Chapter 10 . Teaching Ethics in a Clinical Setting. In this last of three chapters on teaching, we address the challenges of teaching ethics during the actual clinical portion of professional education. The opportunities for teaching are diverse and even extensive, at least if the institutions make a place for such opportunities by setting aside (and protecting) the time needed for such activities. We discuss the possibility for regularly scheduled case conferences of various kinds, ad hoc case conferences, formal clinical modules, and mentoring. We also briefly discuss the challenges that trainees face in maintaining the self in the face of unrelenting work and the professional and career pressures presented by their interactions with senior clinicians.
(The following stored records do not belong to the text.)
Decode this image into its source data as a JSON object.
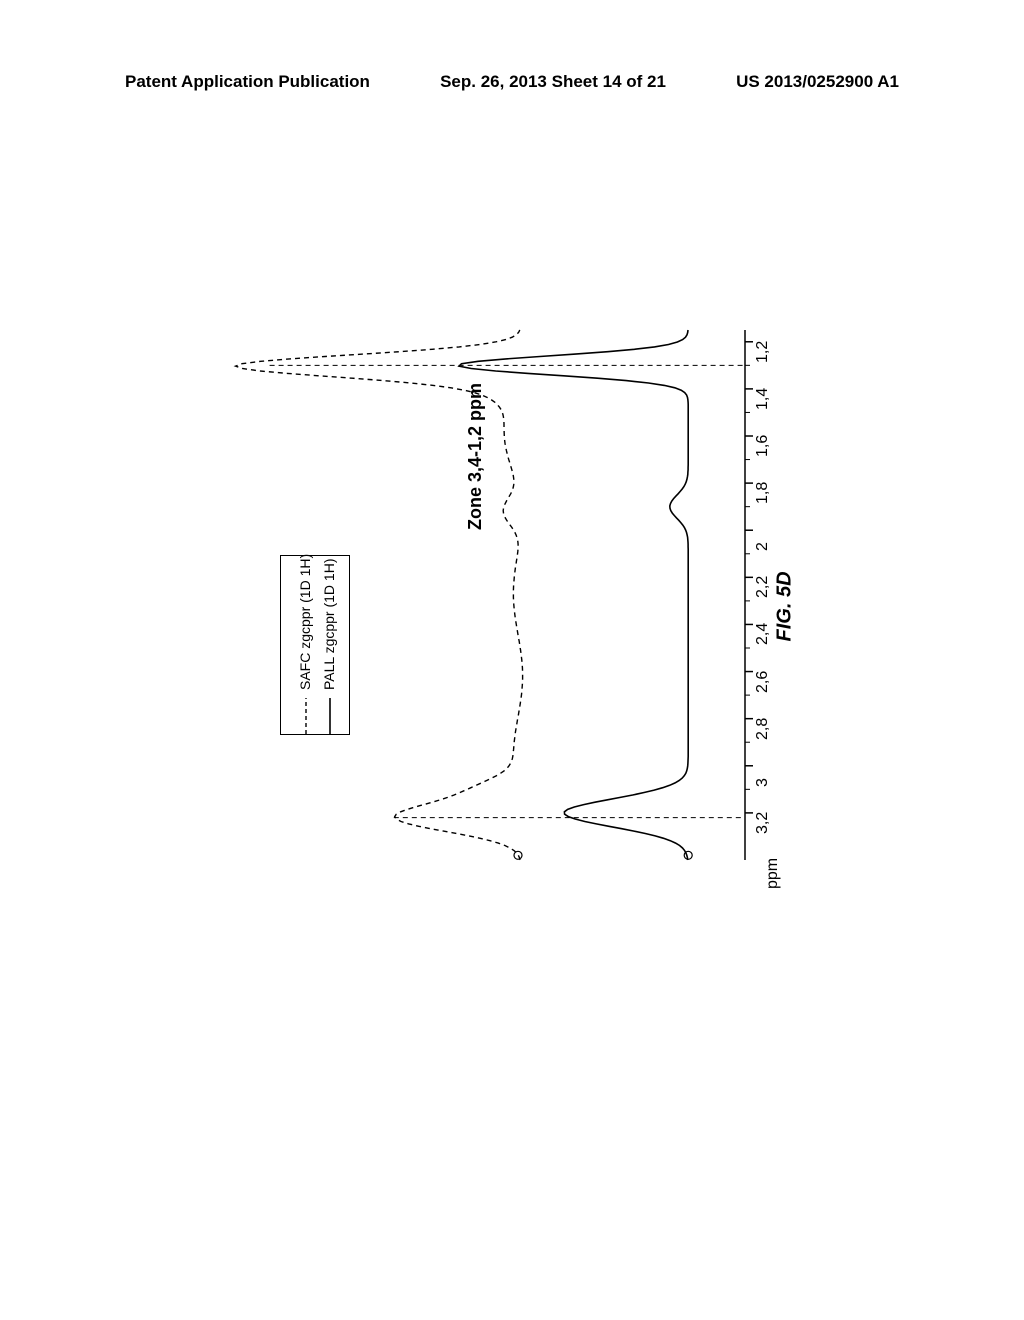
{
  "header": {
    "left": "Patent Application Publication",
    "center": "Sep. 26, 2013  Sheet 14 of 21",
    "right": "US 2013/0252900 A1"
  },
  "chart": {
    "title": "Zone 3,4-1,2 ppm",
    "figure_label": "FIG. 5D",
    "type": "line",
    "orientation": "rotated-90",
    "axis_unit_label": "ppm",
    "x_ticks": [
      "3,2",
      "3",
      "2,8",
      "2,6",
      "2,4",
      "2,2",
      "2",
      "1,8",
      "1,6",
      "1,4",
      "1,2"
    ],
    "x_tick_positions": [
      3.2,
      3.0,
      2.8,
      2.6,
      2.4,
      2.2,
      2.0,
      1.8,
      1.6,
      1.4,
      1.2
    ],
    "xlim": [
      3.4,
      1.15
    ],
    "legend": [
      {
        "label": "SAFC zgcppr (1D 1H)",
        "style": "dashed",
        "color": "#000000"
      },
      {
        "label": "PALL zgcppr (1D 1H)",
        "style": "solid",
        "color": "#000000"
      }
    ],
    "colors": {
      "background": "#ffffff",
      "line": "#000000",
      "axis": "#000000",
      "text": "#000000"
    },
    "line_width": 1.6,
    "font_size_ticks": 16,
    "font_size_title": 18,
    "font_size_legend": 14,
    "series": {
      "safc": {
        "baseline_y": 0.45,
        "peaks": [
          {
            "x": 3.35,
            "y_start": 0.45,
            "rise_to_x": 3.25,
            "y": 0.55,
            "notes": "left rise"
          },
          {
            "x": 3.2,
            "y": 0.7,
            "dash_down": true
          },
          {
            "x": 3.1,
            "y": 0.48
          },
          {
            "x": 1.92,
            "y": 0.5,
            "small_bump": true
          },
          {
            "x": 1.35,
            "y": 0.48
          },
          {
            "x": 1.3,
            "y": 0.98,
            "dash_down": true
          },
          {
            "x": 1.2,
            "y": 0.38
          }
        ]
      },
      "pall": {
        "baseline_y": 0.08,
        "peaks": [
          {
            "x": 3.35,
            "y": 0.14
          },
          {
            "x": 3.2,
            "y": 0.35
          },
          {
            "x": 3.05,
            "y": 0.08
          },
          {
            "x": 1.9,
            "y": 0.12
          },
          {
            "x": 1.35,
            "y": 0.09
          },
          {
            "x": 1.3,
            "y": 0.6
          },
          {
            "x": 1.18,
            "y": 0.02
          }
        ]
      }
    },
    "marker_circles": [
      {
        "x": 3.38,
        "y_series": "safc_baseline"
      },
      {
        "x": 3.38,
        "y_series": "pall_baseline"
      }
    ]
  }
}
Chapter 11 . Empowering Clinicians. Weaving together the themes discussed in earlier chapters, this concluding chapter presents a straightforward, relatively informal summary of what we hope clinicians will take away from reading this book. In the process, we attempt to anticipate and clarify some potential questions about what we have tried to communicate. The chapter title, in a way, says it all. Our primary goal is to empower clinicians to respect their own moral thinking and to use it in addressing the problems that they confront in clinical health care.

Notes

  1. 1.

    Academic writers have spilled large amounts of ink over the proper use of moral versus ethical. For better or worse, moral is more common in philosophical circles, whereas ethics is overwhelmingly more common in health care, presumably because of the recurrent attention paid to codes of professional ethics. For simplicity of expression, we will be using ethical rather moral except when doing so produces obviously odd results or some form of ambiguity. For example, a moral philosopher is a philosopher who focuses on problems in a particular field of philosophy, alternatively known as either moral philosophy or ethics. An ethical philosopher would be a philosopher who acts ethically, independent of the field of his or her specialization.

  2. 2.

    We only scratch the surface here of the criticisms of bioethics from the perspective of the social sciences . See, for example, Leigh Turner’s wide-ranging article, “Anthropological and Sociological Critiques of Bioethics” (2009).

  3. 3.

    For a recent, engaging effort to bridge this gap and move past current criticisms of bioethics, specifically in relation to medicine, see Jing-Bao Nie , Medical Ethics in China: A Transcultural Interpretation (2011).

  4. 4.

    See, for example, Churchill’s “Are We Professionals? A Critical Look at the Social Role of Bioethicists” (1999).

  5. 5.

    The landmark event for the WHO’s patient-safety efforts was the 2002 resolution of the World Health Assembly (WHA55.18), in which WHO member states were asked to “pay the closest possible attention to the problem of patient safety and to establish and strengthen science-based systems necessary for improving patients’ safety and quality of care.” The World Alliance for Patient Safety was launched in 2004; the report Conceptual Framework for the International Classification of Patient Safety was published in 2009; and the two editions of the Patient Safety Curriculum Guide were published in 2009 (specifically for medical schools) and 2011 (for all health professions). For a helpful overview, see “Educating Future Leaders in Patient Safety ” (Leotsakos et al. 2014).